Nonphotochemical base-catalyzed hydroxylation of 2,6-dichloroquinone by H2O2 occurs by a radical mechanism.
Kinetic and structural studies have shown that peroxidases are capable of the oxidation of 2,4,6-trichlorophenol (2,4,6-TCP) to 2,6-dichloro-1,4-benzoquinone (2,6-DCQ). Further reactions of 2,6-DCQ in the presence of H(2)O(2) and OH(-) yield 2,6-dichloro-3-hydroxy-1,4-benzoquinone (2,6-DCQOH). The reactions of 2,6-DCQ have been monitored spectroscopically [UV-visible and electron spin resonance (ESR)] and chromatographically. The hydroxylation product, 2,6-DCQOH, has been observed by UV-visible and characterized structurally by (1)H and (13)C NMR spectroscopy. The results are consistent with a nonphotochemical base-catalyzed oxidation of 2,6-DCQ at pH > 7. Because H(2)O(2) is present in peroxidase reaction mixtures, there is also a potential role for the hydrogen peroxide anion (HOO(-)). However, in agreement with previous work, we observe that the nonphotochemical epoxidation by H(2)O(2) at pH < 7 is immeasurably slow. Both room-temperature ESR and rapid-freeze-quench ESR methods were used to establish that the dominant nonphotochemical mechanism involves formation of a semiquinone radical (base -catalyzed pathway), rather than epoxidation (direct attack by H(2)O(2) at low pH). Analysis of the kinetics using an Arrhenius model permits determination of the activation energy of hydroxylation (E(a) = 36 kJ/mol), which is significantly lower than the activation energy of the peroxidase-catalyzed oxidation of 2,4,6-TCP (E(a) = 56 kJ/mol).

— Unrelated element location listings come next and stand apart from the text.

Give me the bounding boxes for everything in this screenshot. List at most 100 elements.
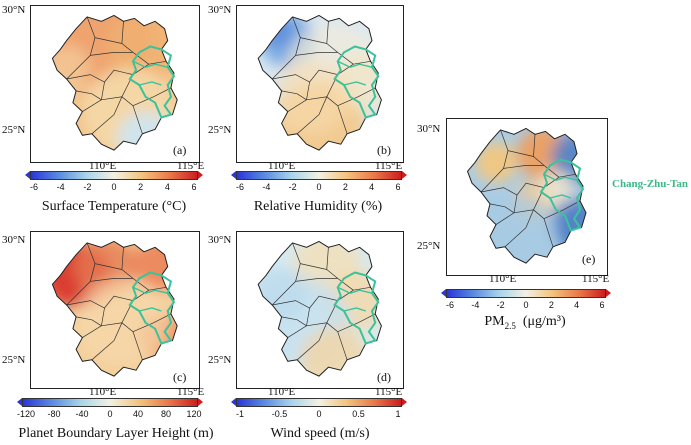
lon-label-west: 110°E — [89, 386, 117, 398]
colorbar-tick-label: 80 — [160, 409, 172, 419]
colorbar — [30, 171, 198, 180]
lon-label-east: 115°E — [177, 386, 205, 398]
province-boundary — [51, 240, 178, 377]
colorbar-tick-label: -6 — [235, 182, 245, 192]
colorbar-tick-label: -40 — [75, 409, 89, 419]
county-boundary — [121, 247, 150, 291]
chang-zhu-tan-boundary — [543, 173, 578, 181]
field-shading — [52, 15, 178, 151]
county-boundary — [318, 322, 328, 341]
county-boundary — [306, 322, 348, 360]
lon-label-west: 110°E — [489, 273, 517, 285]
county-boundary — [295, 52, 338, 56]
province-map — [466, 127, 587, 264]
province-boundary — [257, 240, 382, 377]
county-boundary — [326, 247, 354, 291]
lon-label-west: 110°E — [268, 160, 296, 172]
colorbar-arrow-right — [402, 171, 407, 179]
county-boundary — [101, 96, 143, 134]
county-boundary — [525, 209, 534, 228]
colorbar-tick-label: 6 — [395, 182, 401, 192]
colorbar-tick-label: 2 — [138, 182, 144, 192]
colorbar-tick-label: -4 — [262, 182, 271, 192]
county-boundary — [113, 96, 123, 115]
lat-label-north: 30°N — [417, 123, 441, 135]
county-boundary — [507, 150, 534, 157]
county-boundary — [90, 278, 133, 282]
colorbar-tick-label: 0 — [111, 182, 117, 192]
colorbar — [446, 289, 606, 298]
colorbar-tick-label: 1 — [395, 409, 401, 419]
county-boundary — [271, 242, 301, 306]
chang-zhu-tan-boundary — [343, 307, 367, 312]
county-boundary — [300, 37, 327, 44]
field-shading — [258, 241, 382, 377]
county-boundary — [113, 322, 123, 341]
colorbar-arrow-right — [606, 289, 611, 297]
variable-title: Surface Temperature (°C) — [41, 199, 187, 214]
colorbar-tick-label: 4 — [369, 182, 375, 192]
lon-label-west: 110°E — [268, 386, 296, 398]
lat-label-south: 25°N — [2, 354, 26, 366]
chang-zhu-tan-boundary — [132, 60, 168, 68]
chang-zhu-tan-boundary — [343, 81, 367, 86]
colorbar-tick-label: 4 — [164, 182, 170, 192]
panel-label: (c) — [173, 370, 187, 384]
map-frame-e — [446, 118, 608, 276]
panel-label: (e) — [582, 252, 596, 266]
field-shading — [52, 241, 178, 377]
county-boundary — [337, 87, 376, 107]
chang-zhu-tan-annotation: Chang-Zhu-Tan — [612, 178, 689, 190]
colorbar-tick-label: -1 — [235, 409, 245, 419]
county-boundary — [318, 96, 328, 115]
colorbar-arrow-right — [198, 171, 203, 179]
colorbar-tick-label: -6 — [445, 300, 455, 310]
chang-zhu-tan-boundary — [132, 286, 168, 294]
colorbar-tick-label: 6 — [191, 182, 197, 192]
county-boundary — [121, 21, 150, 65]
colorbar-arrow-right — [402, 398, 407, 406]
lat-label-south: 25°N — [2, 124, 26, 136]
colorbar — [22, 398, 198, 407]
colorbar-tick-label: -6 — [29, 182, 39, 192]
county-boundary — [132, 87, 172, 107]
county-boundary — [271, 16, 301, 80]
lon-label-west: 110°E — [89, 160, 117, 172]
county-boundary — [533, 134, 560, 178]
colorbar-tick-label: 120 — [186, 409, 202, 419]
county-boundary — [66, 286, 167, 309]
colorbar-arrow-left — [25, 171, 30, 179]
lon-label-east: 115°E — [375, 160, 403, 172]
colorbar-tick-label: -0.5 — [271, 409, 288, 419]
county-boundary — [326, 21, 354, 65]
colorbar-tick-label: 0 — [316, 182, 322, 192]
county-boundary — [94, 37, 122, 44]
chang-zhu-tan-boundary — [333, 45, 380, 119]
county-boundary — [101, 322, 143, 360]
colorbar-tick-label: -4 — [56, 182, 65, 192]
lat-label-south: 25°N — [208, 354, 232, 366]
county-boundary — [306, 96, 348, 134]
county-boundary — [480, 129, 509, 193]
variable-title: Wind speed (m/s) — [270, 426, 370, 441]
county-boundary — [90, 52, 133, 56]
county-boundary — [66, 242, 96, 306]
chang-zhu-tan-boundary — [139, 307, 162, 312]
lat-label-north: 30°N — [2, 4, 26, 16]
chang-zhu-tan-boundary — [139, 81, 162, 86]
county-boundary — [337, 313, 376, 333]
lat-label-north: 30°N — [208, 4, 232, 16]
colorbar-tick-label: -80 — [47, 409, 61, 419]
colorbar-tick-label: 6 — [599, 300, 605, 310]
lat-label-south: 25°N — [417, 240, 441, 252]
field-shading — [258, 15, 382, 151]
chang-zhu-tan-boundary — [128, 45, 176, 119]
colorbar-tick-label: -2 — [496, 300, 505, 310]
panel-label: (d) — [377, 370, 391, 384]
county-boundary — [503, 165, 544, 169]
county-boundary — [513, 209, 554, 247]
lat-label-south: 25°N — [208, 124, 232, 136]
colorbar-arrow-left — [17, 398, 22, 406]
map-frame-a — [30, 5, 200, 163]
county-boundary — [91, 114, 115, 135]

However, the reaction is second order in both 2,6-DCQ and OH(-) so that its rate becomes significant above 25 °C due to the increased rate of formation of 2,6-DCQ that feeds the second-order process. The peroxidase used in this study is the dehaloperoxidase-hemoglobin (DHP A) from Amphitrite ornata , which is used to study the effect of a catalyst on the reactions. The control experiments and precedents in studies of other peroxidases lead to the conclusion that hydroxylation will be observed following any process that leads to the formation of the 2,6-DCQ at pH > 7, regardless of the catalyst used in the 2,4,6-TCP oxidation reaction.